I have used caret and divided my dataset into train and test (2/3 and 1/3 respectively) and I have used EN, RF, PLS and SVM for classification. I do get some OKish AUC for both train and test set (about 75%).

I then wanted to use some feature selection (rfe) in order to eliminate some variables of low importance/noise. I wanted some advice with respect to this.

  1. I run rfe (e.g. rfe with rfFuncs) on the train dataset and then predict on the test. Is this OK? Or do you use rfe on the whole dataset?
    Also, I have seen online people using rfe on a train dataset and then creating a new dataset based on the new rfe selected variables (e.g. 100 out of 800). Then they would use this new smaller dataset and run from the beginning a classifier e.g. Elastic Net as before (on the same train dataset and then predict on test). Would that be OK or would that result in overfitting?

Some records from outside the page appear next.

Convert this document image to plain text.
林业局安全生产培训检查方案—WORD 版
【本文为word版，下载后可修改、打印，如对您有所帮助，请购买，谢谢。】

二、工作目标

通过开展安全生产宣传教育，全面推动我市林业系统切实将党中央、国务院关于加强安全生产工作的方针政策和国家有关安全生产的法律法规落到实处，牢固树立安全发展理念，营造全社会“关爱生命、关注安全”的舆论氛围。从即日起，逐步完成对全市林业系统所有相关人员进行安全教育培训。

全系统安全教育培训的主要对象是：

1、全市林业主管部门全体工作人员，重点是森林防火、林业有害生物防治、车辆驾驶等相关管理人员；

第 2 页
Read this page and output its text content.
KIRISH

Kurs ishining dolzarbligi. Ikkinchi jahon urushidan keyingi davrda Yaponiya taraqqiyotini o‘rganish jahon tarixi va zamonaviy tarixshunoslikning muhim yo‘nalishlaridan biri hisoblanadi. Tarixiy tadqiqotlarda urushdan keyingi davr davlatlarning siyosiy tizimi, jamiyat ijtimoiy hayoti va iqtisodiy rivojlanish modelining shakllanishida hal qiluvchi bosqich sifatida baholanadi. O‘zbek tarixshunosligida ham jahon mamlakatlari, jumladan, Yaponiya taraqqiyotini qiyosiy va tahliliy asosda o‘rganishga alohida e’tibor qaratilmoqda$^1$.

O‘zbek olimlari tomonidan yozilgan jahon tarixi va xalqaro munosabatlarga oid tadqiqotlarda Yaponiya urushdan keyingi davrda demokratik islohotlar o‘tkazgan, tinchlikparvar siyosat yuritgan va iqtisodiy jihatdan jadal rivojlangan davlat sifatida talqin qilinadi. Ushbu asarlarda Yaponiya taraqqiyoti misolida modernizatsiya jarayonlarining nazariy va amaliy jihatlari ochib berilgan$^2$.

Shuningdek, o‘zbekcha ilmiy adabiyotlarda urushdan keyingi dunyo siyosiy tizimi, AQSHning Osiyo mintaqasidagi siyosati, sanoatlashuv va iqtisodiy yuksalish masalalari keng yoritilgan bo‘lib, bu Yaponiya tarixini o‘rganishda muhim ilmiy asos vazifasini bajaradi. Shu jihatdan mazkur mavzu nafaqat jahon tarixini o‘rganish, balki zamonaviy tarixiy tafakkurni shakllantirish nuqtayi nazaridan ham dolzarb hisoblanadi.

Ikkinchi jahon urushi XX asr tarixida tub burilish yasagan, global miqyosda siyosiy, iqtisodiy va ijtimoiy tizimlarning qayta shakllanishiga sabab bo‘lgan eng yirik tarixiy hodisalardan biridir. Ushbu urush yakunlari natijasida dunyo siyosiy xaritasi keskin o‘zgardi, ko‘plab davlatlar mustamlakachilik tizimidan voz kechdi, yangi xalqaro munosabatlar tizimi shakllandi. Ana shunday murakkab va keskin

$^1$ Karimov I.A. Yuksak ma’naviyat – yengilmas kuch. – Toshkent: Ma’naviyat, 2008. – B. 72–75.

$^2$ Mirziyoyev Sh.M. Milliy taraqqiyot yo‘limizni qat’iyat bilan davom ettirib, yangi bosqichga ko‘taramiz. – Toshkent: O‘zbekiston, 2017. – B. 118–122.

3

  2. rfe with rfFuncs gives me very variable results depending on the seed I choose. How can I work around it?

Best Answer

For #1:

  • Using feature selection on the training set and predicting the test set is fine.
  • You could use the selected set with other models. However, these predictors may not work well for other models. Second, the performance of the following models will be estimated to be inappropriately optimistic (Since the next model training does not know that the features were selected).
  • The elastic net does its own feature selection, so why would you use that model after selection?

For #2, use more resamples.

Max